A Guy Who Was Patient Rather than Brilliant

It’s especially true that Guccifer, to commit his misdeeds, didn’t need the skills of the real geniuses that you see in films, who are capable of controlling any machine.

This hacker, a 40-something Romanian answering to the name Marcel Lehel Lazar, is today incarcerated in a high-security prison. Convicted in Romania, prosecuted in the United States for these deeds, he is serving barely seven years.

In a portrait in The New York Times, the prosecutor who was in charge of his case says of him: “He was not really a hacker but just a smart guy who was very patient and persistent.”

In order to seize these targets’ accounts, it was enough to collect lots of pieces of information on the Internet, and put them together until it worked. It’s crazy, when you think that it let him expose real moments of privacy.

Remember President Bush’s Paintings?

In this way, the Bushes’ lives have been brought to light — telephone numbers, addresses, security gate codes — until this email about the health of the elder Bush, sent to his children by his former chief of staff:

“Your dad’s funeral team is having an emergency meeting at 10 a.m. just to go through the details which falls under the broadening category of things NOT TO TELL YOUR MOTHER.”

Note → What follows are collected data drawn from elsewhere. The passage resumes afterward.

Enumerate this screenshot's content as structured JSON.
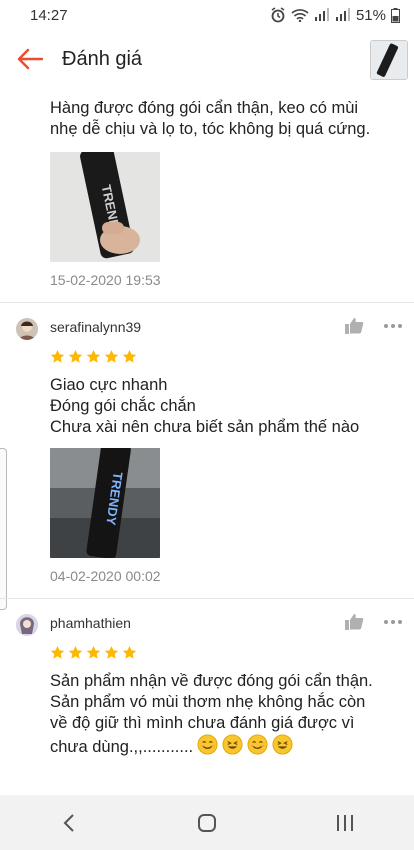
{
  "status_bar": {
    "time": "14:27",
    "battery": "51%"
  },
  "header": {
    "title": "Đánh giá"
  },
  "reviews": [
    {
      "text": "Hàng được đóng gói cẩn thận, keo có mùi\nnhẹ dễ chịu và lọ to, tóc không bị quá cứng.",
      "image_label": "TRENDY",
      "date": "15-02-2020 19:53"
    },
    {
      "username": "serafinalynn39",
      "rating": 5,
      "text": "Giao cực nhanh\nĐóng gói chắc chắn\nChưa xài nên chưa biết sản phẩm thế nào",
      "image_label": "TRENDY",
      "date": "04-02-2020 00:02"
    },
    {
      "username": "phamhathien",
      "rating": 5,
      "text": "Sản phẩm nhận về được đóng gói cẩn thận.\nSản phẩm vó mùi thơm nhẹ không hắc còn\nvề độ giữ thì mình chưa đánh giá được vì\nchưa dùng.,,...........",
      "emojis": [
        "smiling-face",
        "grinning-face",
        "smiling-face",
        "grinning-face"
      ]
    }
  ],
  "colors": {
    "accent": "#ee4d2d",
    "star": "#ffb800",
    "date": "#8a8a8a"
  }
}
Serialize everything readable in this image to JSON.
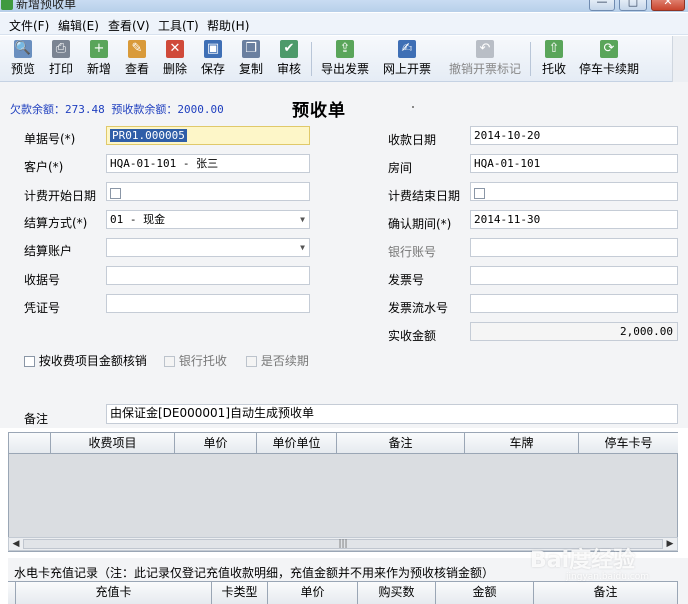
{
  "window": {
    "title": "新增预收单",
    "btn_min": "—",
    "btn_max": "□",
    "btn_close": "✕"
  },
  "menu": [
    "文件(F)",
    "编辑(E)",
    "查看(V)",
    "工具(T)",
    "帮助(H)"
  ],
  "toolbar": [
    {
      "label": "预览",
      "icon": "preview-icon"
    },
    {
      "label": "打印",
      "icon": "print-icon"
    },
    {
      "label": "新增",
      "icon": "add-icon"
    },
    {
      "label": "查看",
      "icon": "view-icon"
    },
    {
      "label": "删除",
      "icon": "delete-icon"
    },
    {
      "label": "保存",
      "icon": "save-icon"
    },
    {
      "label": "复制",
      "icon": "copy-icon"
    },
    {
      "label": "审核",
      "icon": "audit-icon"
    },
    {
      "label": "导出发票",
      "icon": "export-invoice-icon"
    },
    {
      "label": "网上开票",
      "icon": "online-invoice-icon"
    },
    {
      "label": "撤销开票标记",
      "icon": "undo-icon"
    },
    {
      "label": "托收",
      "icon": "collect-icon"
    },
    {
      "label": "停车卡续期",
      "icon": "renew-icon"
    }
  ],
  "balance": "欠款余额：273.48 预收款余额：2000.00",
  "form_title": "预收单",
  "labels": {
    "doc_no": "单据号(*)",
    "customer": "客户(*)",
    "fee_start": "计费开始日期",
    "settle": "结算方式(*)",
    "settle_acct": "结算账户",
    "receipt_no": "收据号",
    "voucher_no": "凭证号",
    "recv_date": "收款日期",
    "room": "房间",
    "fee_end": "计费结束日期",
    "confirm_period": "确认期间(*)",
    "bank_acct": "银行账号",
    "invoice_no": "发票号",
    "invoice_serial": "发票流水号",
    "actual_amount": "实收金额",
    "remark": "备注"
  },
  "values": {
    "doc_no": "PR01.000005",
    "customer": "HQA-01-101 - 张三",
    "settle": "01 - 现金",
    "recv_date": "2014-10-20",
    "room": "HQA-01-101",
    "confirm_period": "2014-11-30",
    "actual_amount": "2,000.00",
    "remark": "由保证金[DE000001]自动生成预收单"
  },
  "checkboxes": {
    "by_item": "按收费项目金额核销",
    "bank_collect": "银行托收",
    "renew": "是否续期"
  },
  "grid_headers": [
    "收费项目",
    "单价",
    "单价单位",
    "备注",
    "车牌",
    "停车卡号"
  ],
  "section_caption": "水电卡充值记录（注：此记录仅登记充值收款明细，充值金额并不用来作为预收核销金额）",
  "grid2_headers": [
    "充值卡",
    "卡类型",
    "单价",
    "购买数",
    "金额",
    "备注"
  ],
  "watermark": {
    "brand": "Bai度经验",
    "sub": "jingyan.baidu.com"
  },
  "colors": {
    "balance_blue": "#1f3fbf",
    "selection": "#2f5ea8",
    "panel": "#f3f4f6"
  }
}
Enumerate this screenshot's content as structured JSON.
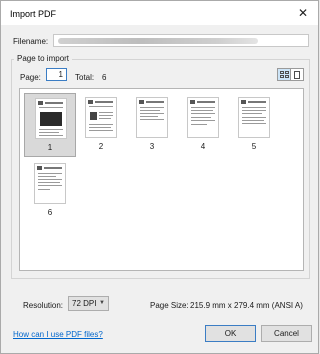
{
  "window": {
    "title": "Import PDF",
    "close_glyph": "✕"
  },
  "filename": {
    "label": "Filename:",
    "value": ""
  },
  "page_group": {
    "title": "Page to import",
    "page_label": "Page:",
    "page_value": "1",
    "total_label": "Total:",
    "total_value": "6"
  },
  "thumbnails": [
    {
      "label": "1",
      "selected": true
    },
    {
      "label": "2",
      "selected": false
    },
    {
      "label": "3",
      "selected": false
    },
    {
      "label": "4",
      "selected": false
    },
    {
      "label": "5",
      "selected": false
    },
    {
      "label": "6",
      "selected": false
    }
  ],
  "resolution": {
    "label": "Resolution:",
    "value": "72 DPI"
  },
  "page_size": {
    "label": "Page Size:",
    "value": "215.9 mm x 279.4 mm (ANSI A)"
  },
  "help_link": "How can I use PDF files?",
  "buttons": {
    "ok": "OK",
    "cancel": "Cancel"
  },
  "colors": {
    "selection": "#d9d9d9",
    "link": "#0066cc",
    "focus": "#3b7dc4"
  }
}
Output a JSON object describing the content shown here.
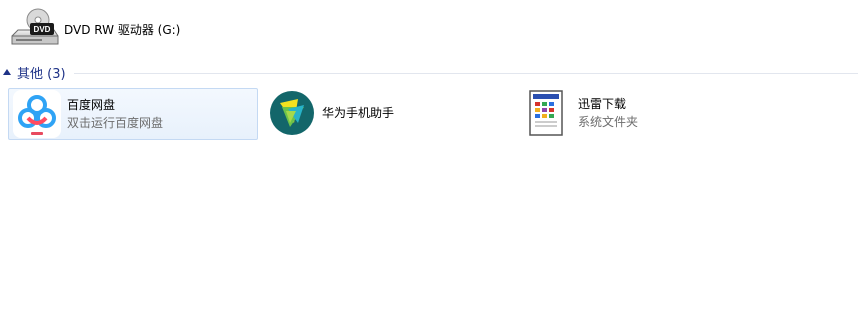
{
  "drive": {
    "label": "DVD RW 驱动器 (G:)",
    "icon": "dvd-drive-icon"
  },
  "group": {
    "title": "其他 (3)"
  },
  "items": [
    {
      "name": "百度网盘",
      "sub": "双击运行百度网盘",
      "icon": "baidu-netdisk-icon",
      "selected": true
    },
    {
      "name": "华为手机助手",
      "sub": "",
      "icon": "huawei-hisuite-icon",
      "selected": false
    },
    {
      "name": "迅雷下载",
      "sub": "系统文件夹",
      "icon": "system-folder-icon",
      "selected": false
    }
  ],
  "colors": {
    "group_header": "#1e3287",
    "selection_border": "#c4d9f3",
    "secondary_text": "#6d6d6d"
  }
}
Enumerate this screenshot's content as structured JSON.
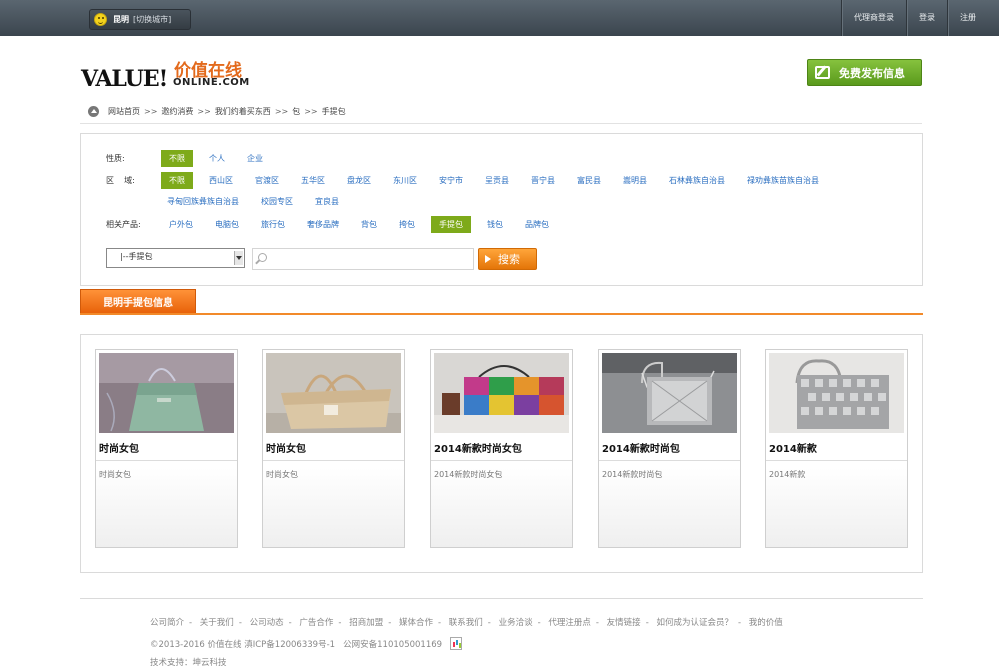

Colin Powell also publicly denied any relationship with Corina Crete, a Romanian diplomat with whom he corresponded regularly and in a very intimate manner — without forgetting, of course, the revelation of the incredible painting talent of George W. Bush.

Said that way, of course, you might smile, but this story, stacked end-to-end with the recent “celebgate” — the spread of very private photos of celebrities on the Internet — and the thick file of spying cases between allied countries — don’t forget Angela Merkel’s cell phone, possibly tapped by the United States — remind us that the communications of the world’s powerful remain top-choice targets.